Nov. 3 (Bloomberg) -- Pearson Plc, the owner of the Financial Times, said it will beat its profit forecast because of lower-than-estimated interest and tax costs.
Sales for the first nine months of the year grew 6 percent, the London-based company said in a statement today. That compares with 7 percent for the same period a year earlier. The publisher raised its forecast for full-year adjusted earnings per share to about 83 pence from about 80 pence, as it benefits from lower-than-predicted interest and tax charges.
Sales at Pearson’s education business, which provides training materials and textbooks to governments, companies and schools, increased 7 percent in the first nine months.
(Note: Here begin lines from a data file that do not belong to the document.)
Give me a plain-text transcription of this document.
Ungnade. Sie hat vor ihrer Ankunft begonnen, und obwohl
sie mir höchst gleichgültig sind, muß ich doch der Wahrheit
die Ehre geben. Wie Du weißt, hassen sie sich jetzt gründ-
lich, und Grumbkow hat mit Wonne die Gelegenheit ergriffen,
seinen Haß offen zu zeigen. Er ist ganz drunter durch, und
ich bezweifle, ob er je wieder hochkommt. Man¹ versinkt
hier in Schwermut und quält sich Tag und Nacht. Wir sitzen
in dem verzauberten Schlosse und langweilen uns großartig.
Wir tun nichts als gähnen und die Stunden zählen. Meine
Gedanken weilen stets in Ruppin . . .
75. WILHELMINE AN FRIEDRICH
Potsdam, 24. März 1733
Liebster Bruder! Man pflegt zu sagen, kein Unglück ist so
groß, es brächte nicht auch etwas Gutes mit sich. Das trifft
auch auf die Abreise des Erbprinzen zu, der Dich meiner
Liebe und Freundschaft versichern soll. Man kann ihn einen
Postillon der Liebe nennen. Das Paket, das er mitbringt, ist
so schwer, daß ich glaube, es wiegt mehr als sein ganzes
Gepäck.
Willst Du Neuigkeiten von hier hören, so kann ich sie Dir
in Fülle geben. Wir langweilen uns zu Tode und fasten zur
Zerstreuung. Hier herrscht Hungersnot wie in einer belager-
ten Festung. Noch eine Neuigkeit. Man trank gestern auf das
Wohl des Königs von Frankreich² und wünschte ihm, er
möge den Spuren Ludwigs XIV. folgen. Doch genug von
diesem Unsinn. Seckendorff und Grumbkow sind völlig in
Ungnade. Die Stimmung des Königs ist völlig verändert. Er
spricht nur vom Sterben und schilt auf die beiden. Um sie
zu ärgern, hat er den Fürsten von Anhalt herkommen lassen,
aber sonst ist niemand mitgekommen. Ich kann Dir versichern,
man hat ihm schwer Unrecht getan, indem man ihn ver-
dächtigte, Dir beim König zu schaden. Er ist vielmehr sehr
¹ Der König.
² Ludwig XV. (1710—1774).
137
Pearson’s results exclude the effect of currency movements and discontinued businesses.
“The world economy is neither simple nor helpful this year,” Chief Executive Officer Marjorie Scardino said in the statement. “We can’t count on the trading environment to get any easier any time soon, but we do expect our durability and our innovation to continue to help us succeed.”
Debt increased to 1.1 billion pounds ($1.75 billion) from 430 million pounds at the beginning of the year after the company made acquisitions, Pearson said.
Pearson rose 3.3 percent to 1,146 pence in London trading yesterday. The stock gained 14 percent this year before today, giving the company a market value of about 9.35 billion pounds.